Trump’s racism is blatant and widespread; it goes back decades. After a jury wrongfully convicted five black and Latino teenagers of a notorious 1989 Central Park rape, he took out newspaper ads calling on New York to adopt the death penalty. The five men have since been vindicated, but Trump refused to apologize for the ads. He was a prominent supporter of the birther movement and spread the lie that Obama was not born in the United States. As a candidate and as president, he has cast immigrants in particular as a serious threat to American security—a claim that delights his base and his allies in elected office alike. When he announced his presidential run in 2015, he declared, “When Mexico sends its people, they’re not sending their best… They’re sending people who have a lot of problems, and they’re bringing those problems with us. They’re bringing drugs. They’re bringing crime. They’re rapists. And some, I suppose, are good people.” He later warned in a 2016 debate about “bad men” coming across the border. As president, he surrounded himself with anti-immigrant racists like Stephen Miller, who co-wrote Trump’s blood-and-soil speeches and became the architect of family separation during the Trump administration. In 2018, Trump referred to Haiti and several other countries as “shithole countries.”

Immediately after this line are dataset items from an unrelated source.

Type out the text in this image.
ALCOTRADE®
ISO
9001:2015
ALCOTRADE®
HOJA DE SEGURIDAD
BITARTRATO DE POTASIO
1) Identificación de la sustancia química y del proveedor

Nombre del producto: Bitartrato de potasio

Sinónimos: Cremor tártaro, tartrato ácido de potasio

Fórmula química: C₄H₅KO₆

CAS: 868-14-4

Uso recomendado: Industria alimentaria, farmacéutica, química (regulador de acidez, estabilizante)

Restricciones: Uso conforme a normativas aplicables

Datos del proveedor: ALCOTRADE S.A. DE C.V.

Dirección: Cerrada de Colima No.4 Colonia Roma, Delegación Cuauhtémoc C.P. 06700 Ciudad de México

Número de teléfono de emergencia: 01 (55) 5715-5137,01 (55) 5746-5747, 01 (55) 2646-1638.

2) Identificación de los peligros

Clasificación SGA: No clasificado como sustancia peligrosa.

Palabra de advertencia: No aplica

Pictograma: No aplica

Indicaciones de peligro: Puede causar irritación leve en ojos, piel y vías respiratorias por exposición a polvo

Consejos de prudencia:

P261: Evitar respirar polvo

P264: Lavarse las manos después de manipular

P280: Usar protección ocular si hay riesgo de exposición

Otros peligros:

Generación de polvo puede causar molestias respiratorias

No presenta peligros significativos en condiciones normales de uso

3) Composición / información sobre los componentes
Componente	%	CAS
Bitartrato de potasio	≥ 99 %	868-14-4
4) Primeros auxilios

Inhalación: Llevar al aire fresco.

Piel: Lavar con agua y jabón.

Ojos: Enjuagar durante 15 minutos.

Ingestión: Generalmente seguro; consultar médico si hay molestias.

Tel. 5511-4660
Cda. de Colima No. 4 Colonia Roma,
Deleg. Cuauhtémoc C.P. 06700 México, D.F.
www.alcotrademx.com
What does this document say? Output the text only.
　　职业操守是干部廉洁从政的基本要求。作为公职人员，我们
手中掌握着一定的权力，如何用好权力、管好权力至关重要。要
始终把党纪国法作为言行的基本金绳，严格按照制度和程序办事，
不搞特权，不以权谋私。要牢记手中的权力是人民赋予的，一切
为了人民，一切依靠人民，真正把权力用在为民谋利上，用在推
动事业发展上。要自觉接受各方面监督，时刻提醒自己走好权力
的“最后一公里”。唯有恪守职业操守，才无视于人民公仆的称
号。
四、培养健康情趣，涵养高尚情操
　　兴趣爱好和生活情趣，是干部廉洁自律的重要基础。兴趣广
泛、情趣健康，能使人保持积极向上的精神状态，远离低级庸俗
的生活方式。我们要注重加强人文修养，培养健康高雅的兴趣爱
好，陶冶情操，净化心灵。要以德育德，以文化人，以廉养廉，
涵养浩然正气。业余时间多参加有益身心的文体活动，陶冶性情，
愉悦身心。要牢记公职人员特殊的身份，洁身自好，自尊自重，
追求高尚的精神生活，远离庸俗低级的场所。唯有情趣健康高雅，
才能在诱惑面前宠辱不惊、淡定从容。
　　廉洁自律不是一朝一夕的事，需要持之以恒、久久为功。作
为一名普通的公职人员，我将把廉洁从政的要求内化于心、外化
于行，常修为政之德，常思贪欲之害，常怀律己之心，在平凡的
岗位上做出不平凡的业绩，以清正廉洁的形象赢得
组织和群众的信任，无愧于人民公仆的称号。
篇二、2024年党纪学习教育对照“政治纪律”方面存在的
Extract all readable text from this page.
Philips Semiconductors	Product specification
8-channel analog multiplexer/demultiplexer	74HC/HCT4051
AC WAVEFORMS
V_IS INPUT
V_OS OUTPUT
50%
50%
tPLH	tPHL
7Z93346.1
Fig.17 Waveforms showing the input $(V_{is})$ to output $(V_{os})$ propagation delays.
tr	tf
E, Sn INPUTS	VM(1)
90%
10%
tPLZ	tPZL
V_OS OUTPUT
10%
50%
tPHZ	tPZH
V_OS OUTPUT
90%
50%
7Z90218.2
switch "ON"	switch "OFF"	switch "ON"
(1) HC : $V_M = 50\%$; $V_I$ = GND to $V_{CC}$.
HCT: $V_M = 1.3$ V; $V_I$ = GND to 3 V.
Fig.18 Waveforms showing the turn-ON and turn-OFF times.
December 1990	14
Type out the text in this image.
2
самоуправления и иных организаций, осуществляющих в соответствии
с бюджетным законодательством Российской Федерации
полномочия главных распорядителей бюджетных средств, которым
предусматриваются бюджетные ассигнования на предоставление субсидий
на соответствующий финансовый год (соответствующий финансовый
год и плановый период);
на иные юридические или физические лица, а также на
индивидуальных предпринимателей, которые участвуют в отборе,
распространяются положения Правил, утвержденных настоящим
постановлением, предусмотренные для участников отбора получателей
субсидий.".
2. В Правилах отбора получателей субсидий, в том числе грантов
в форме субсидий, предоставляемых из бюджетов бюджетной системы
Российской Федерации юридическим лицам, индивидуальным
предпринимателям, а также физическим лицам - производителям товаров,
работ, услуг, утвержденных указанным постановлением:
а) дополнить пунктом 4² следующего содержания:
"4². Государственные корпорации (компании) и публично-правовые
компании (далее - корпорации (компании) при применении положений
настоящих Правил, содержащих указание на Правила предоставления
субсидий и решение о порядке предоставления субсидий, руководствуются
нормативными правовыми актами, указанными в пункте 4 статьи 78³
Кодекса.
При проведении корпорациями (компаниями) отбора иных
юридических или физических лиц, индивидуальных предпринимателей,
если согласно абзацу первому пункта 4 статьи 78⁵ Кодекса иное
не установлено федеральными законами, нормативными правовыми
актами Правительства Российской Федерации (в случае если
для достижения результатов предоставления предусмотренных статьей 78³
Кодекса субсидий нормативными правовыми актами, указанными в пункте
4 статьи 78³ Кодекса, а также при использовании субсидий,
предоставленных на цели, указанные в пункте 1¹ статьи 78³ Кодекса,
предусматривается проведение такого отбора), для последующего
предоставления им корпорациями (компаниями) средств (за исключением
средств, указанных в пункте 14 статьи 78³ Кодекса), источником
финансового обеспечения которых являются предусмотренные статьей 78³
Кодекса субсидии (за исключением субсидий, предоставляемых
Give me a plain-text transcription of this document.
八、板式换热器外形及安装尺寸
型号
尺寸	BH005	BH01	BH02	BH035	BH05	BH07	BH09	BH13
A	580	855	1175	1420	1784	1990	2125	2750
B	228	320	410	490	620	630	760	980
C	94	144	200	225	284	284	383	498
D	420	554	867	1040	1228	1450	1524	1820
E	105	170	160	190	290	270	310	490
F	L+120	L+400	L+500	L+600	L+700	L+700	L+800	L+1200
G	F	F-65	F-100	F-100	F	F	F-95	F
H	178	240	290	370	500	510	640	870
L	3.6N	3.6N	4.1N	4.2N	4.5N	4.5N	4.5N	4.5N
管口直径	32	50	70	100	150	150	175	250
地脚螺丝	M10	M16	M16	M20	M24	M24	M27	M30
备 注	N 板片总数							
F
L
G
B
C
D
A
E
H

The former president’s racism has not faded over time. In fact, it remains key to his appeal, thanks in part to Trump surrogates who hope to portray his opponent, Vice President Kamala Harris, as weak on the southern border. Although President Joe Biden never named Harris a “border czar,” as Vance suggested on Monday, Republicans still hope to link her to the issue. Vance has been particularly vocal on the subject of Springfield’s Haitian residents, saying in a July speech at the National Conservatism Conference that they had “overwhelmed” the city. The truth is more complex than Vance, a Trump critic turned sycophant, would have voters believe. A report in the New York Just not only the stress, but also the revitalization. “They come to work every day. They don’t make a drama. They are punctual,” a local employer told the newspaper.

Anyone who votes Republican today supports Trump, and anyone who supports Trump agrees with his racism. Vance knows this well. He has long since abandoned any semblance of integrity in the pursuit of power, and is willing to slander the Haitian residents of Springfield to add fuel to the fire on his boss’s behalf. Cruz is an even more pathetic figure, another Trump critic turned useless surrogate. (He has less sycophancy to his name than Vance, who may one day be able to say that Trump made him vice president.) Collins, of Georgia, once called for an immigrant to be thrown out of a helicopter. (“Come for the memes, stay for the politics,” his bio on X reads.) Musk, a prominent Trump supporter, has long accused Democrats of “importing voters,” among other false immigration claims. (Musk is himself an immigrant.)

Vance’s cat-eating comments are wrong and he knows it. His comments could even put Haitian immigrants in danger, all in a desperate attempt to score political points. In another sense, though, he did us a favor. Now it’s much harder to ignore the rot at the heart of the GOP. We’re overdue for a more honest conversation about our political opponents — and about what it means to capitulate to the right on immigration policy.